The novice tore off the crimson wrapper to reveal a solid cube of what was definitely not stone, and held it in front of his nose. Closing his eyes, he could just barely recognize the familiar scent of...

"Ah... raspb—"


The treat flew out of the novice's hand as he received a powerful smack to the back of the head, temporarily throwing him into a world of dazzling stars, falling candy and unstable geometry. Slowly, the three images in front of him began to resolve back into one, and as he squinted, he could make out that the cube had safely fallen right into the prepared, open hand of the Mighty M acolyte, where it sat now along with the fallen remnants of the wrapper.

Their eyes met; The acolytes' went cross.

"You tore it!"

"???" The novice could only speak in punctuation at this point.

"The wrapper! You tore the wrapper!" The acolyte lifted a fragment from his palm and waggled it around. "How will you become one with this?"

The novice's heart sank. "I... don't know. I'm sorry.

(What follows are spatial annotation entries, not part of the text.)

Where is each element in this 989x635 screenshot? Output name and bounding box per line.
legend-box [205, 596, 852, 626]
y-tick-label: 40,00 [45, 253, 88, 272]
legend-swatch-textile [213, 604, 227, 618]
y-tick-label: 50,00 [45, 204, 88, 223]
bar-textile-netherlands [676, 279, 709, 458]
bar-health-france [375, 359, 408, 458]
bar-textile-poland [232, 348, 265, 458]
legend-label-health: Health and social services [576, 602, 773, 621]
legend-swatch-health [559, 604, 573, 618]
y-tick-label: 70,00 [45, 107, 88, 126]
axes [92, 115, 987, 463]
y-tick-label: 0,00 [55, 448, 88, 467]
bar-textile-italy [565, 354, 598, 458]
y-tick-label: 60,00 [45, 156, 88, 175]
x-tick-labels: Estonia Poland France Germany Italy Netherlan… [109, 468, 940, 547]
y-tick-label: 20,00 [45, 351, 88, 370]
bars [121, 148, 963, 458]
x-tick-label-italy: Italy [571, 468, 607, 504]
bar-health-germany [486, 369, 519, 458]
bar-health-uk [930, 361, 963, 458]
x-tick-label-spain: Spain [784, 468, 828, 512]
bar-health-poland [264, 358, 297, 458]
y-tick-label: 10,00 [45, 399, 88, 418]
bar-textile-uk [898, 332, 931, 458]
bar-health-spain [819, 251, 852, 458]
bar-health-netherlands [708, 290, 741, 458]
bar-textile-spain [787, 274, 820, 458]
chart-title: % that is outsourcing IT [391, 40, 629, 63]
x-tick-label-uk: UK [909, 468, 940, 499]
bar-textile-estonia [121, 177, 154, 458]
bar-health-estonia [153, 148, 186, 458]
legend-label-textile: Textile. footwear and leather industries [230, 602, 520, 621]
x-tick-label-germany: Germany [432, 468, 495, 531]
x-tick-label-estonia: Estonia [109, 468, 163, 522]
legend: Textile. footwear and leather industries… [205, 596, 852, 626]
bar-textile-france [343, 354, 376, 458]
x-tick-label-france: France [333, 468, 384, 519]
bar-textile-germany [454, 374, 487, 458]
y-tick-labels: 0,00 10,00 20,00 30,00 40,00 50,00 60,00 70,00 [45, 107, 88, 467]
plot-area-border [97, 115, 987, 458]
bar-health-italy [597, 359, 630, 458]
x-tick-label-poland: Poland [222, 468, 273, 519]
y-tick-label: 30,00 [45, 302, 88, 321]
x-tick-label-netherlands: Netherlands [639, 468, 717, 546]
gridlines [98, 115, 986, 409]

I guess I unwrap-ed it too aggressively?"

The master's voice penetrated the air once more. "You already know the answer to that."

"But what is more," the Master continued; "you are a Carrier. Your solution lies not in that wrapper, but here." He reached into his lap and held up a dark, palm-sized square shape, and without a further gesture, the pair were beckoned. Approaching more closely, the dark square resolved to a cellophane wrapper; one of the deepest violet and emblazoned with the text "RASPBERRY." Pristine and unfolded, without a crease in sight, ready to be wrapped around anything small and cube-like.

"A... slightly different wrapper?" The words were slowly forced out by the Mighty M acolyte as he started to become dizzy, and fell to the ground unconscious. The novice did not notice, as he was too stunned at the implications of what the master held. Nonetheless, the novice tried to contain himself; and calmly asked,

"Master... you foresaw my arrival?"

"Nonsense. I just read your signature."

[1]: This is not an unusual sight, as the Wandering Order are known to frequently visit the lands of other programming languages. (They also make one hell of a curry.)

[2]: This is without incremental compilation, of course.

[3]: For reference, the garden is about a score of armspans, square.


Thank you Konrad for the research and for updating your explanation.